06.25.07
Monday Camino Fun
An eagle-eyed fan of our favorite browser spotted Camino in the BBC’s on-air ads for its website. That’s right, millions of Britons (and others around the world?) seeing Camino on TV! Pinkerton must have died and gone to heaven.
(It’s actually Camino 1.0—hey, BBC ad folks, be sure to upgrade to 1.5 for your next spots
—but cool nonetheless. First person to guess how I knew it’s Camino 1.0 and not 1.5 wins a fabulous ardisson.org prize—bragging rights as “mind-reader of the moment.”)
Update: Chris Lawson notes that the BBC has been using Camino in screenshots on the web for a while, but this is still a whole new level of cool.

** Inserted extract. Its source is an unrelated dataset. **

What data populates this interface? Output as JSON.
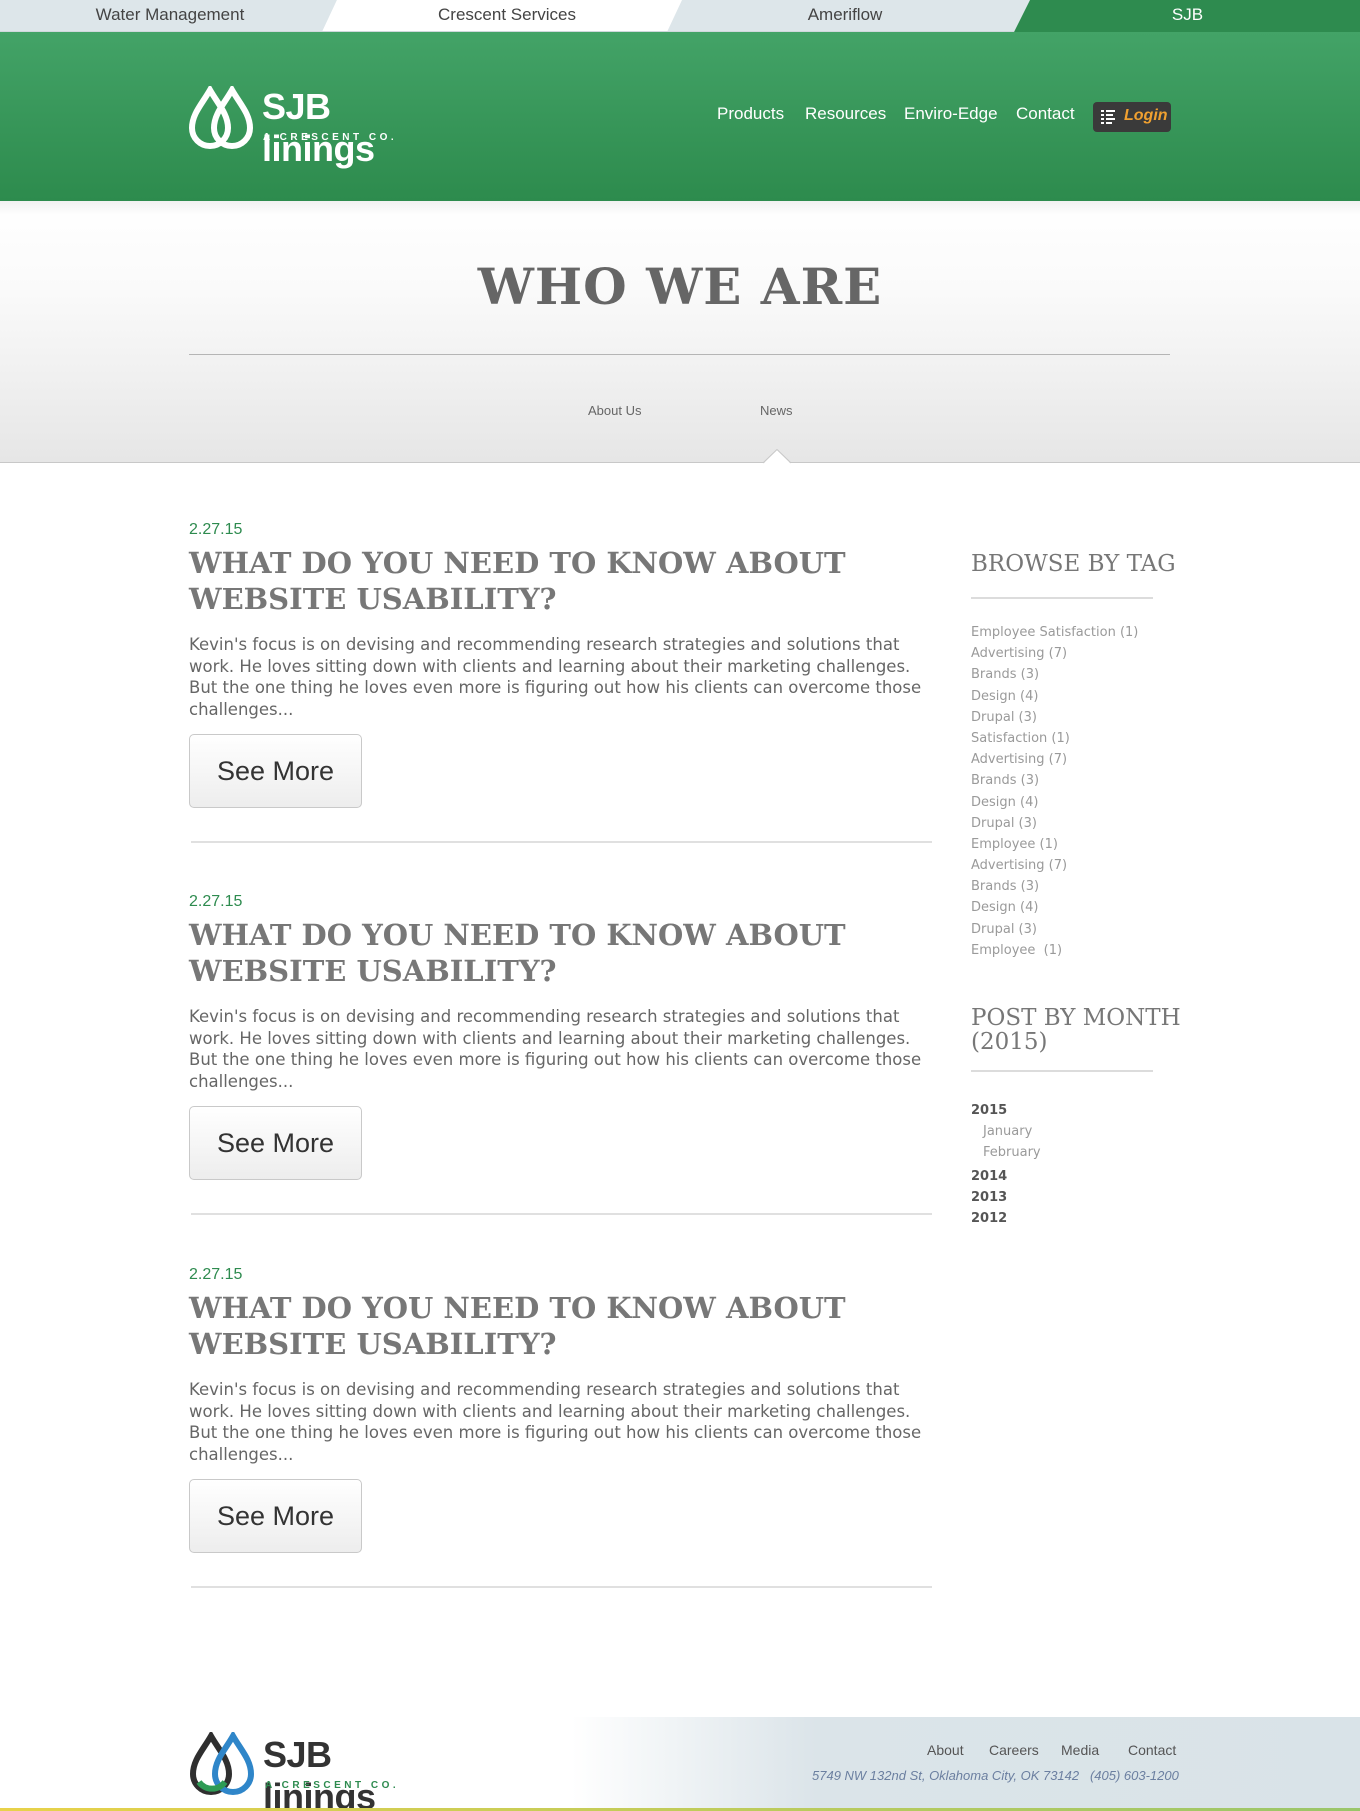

Camino doesn’t often get a lot of “high-profile” internet press like “that other browser”—we do have a few fans like tech journalist and blogger Om Malik, browser polygamist extraordinaire (and our very own “staff” designer) Jon Hicks, noted purveyor of Mac nerdery John Gruber, and a couple of others I’m forgetting (sorry!) who write about Camino releases regularly—so it’s always nice to see a new fan among the movers-and-shakers of the web world. Today we hear that noted web standards advocate (and more) Molly Holzschlag is also a Camino fan.
It’s a fun Monday. ![]()
June 25, 2007 at 11:03 pm
Well we use bbc.co.uk in our advertising/screenshots as well. Coincidence? I think not.
June 25, 2007 at 11:11 pm
It is all in the toolbar, in between the search box and location box …
(a friend who switched to a Mac recently jumped straight to Camino. Only fired up Safari for downloading it. Imagine that).
June 26, 2007 at 12:20 am
Philippe, that’s a correct answer, but it’s not the “mind-reading” one (right widget, different difference).
(The difference I spotted is one of the little things that really bothers me about that bit of toolbar UI, but I’m not sure how we can fix it practically.)
As for the latter, it’s good to see that browsers-in-the-OS serve some noble purpose.
I do remember the old days when downloading a browser without a browser, or an FTP client without an FTP client, was quite an unpleasant catch-22….
August 14, 2007 at 7:06 am
I hate to tell you this, but less than a handful of Brits will have seen that - BBC World isn’t broadcast in the UK, its sister station News 24 is, instead.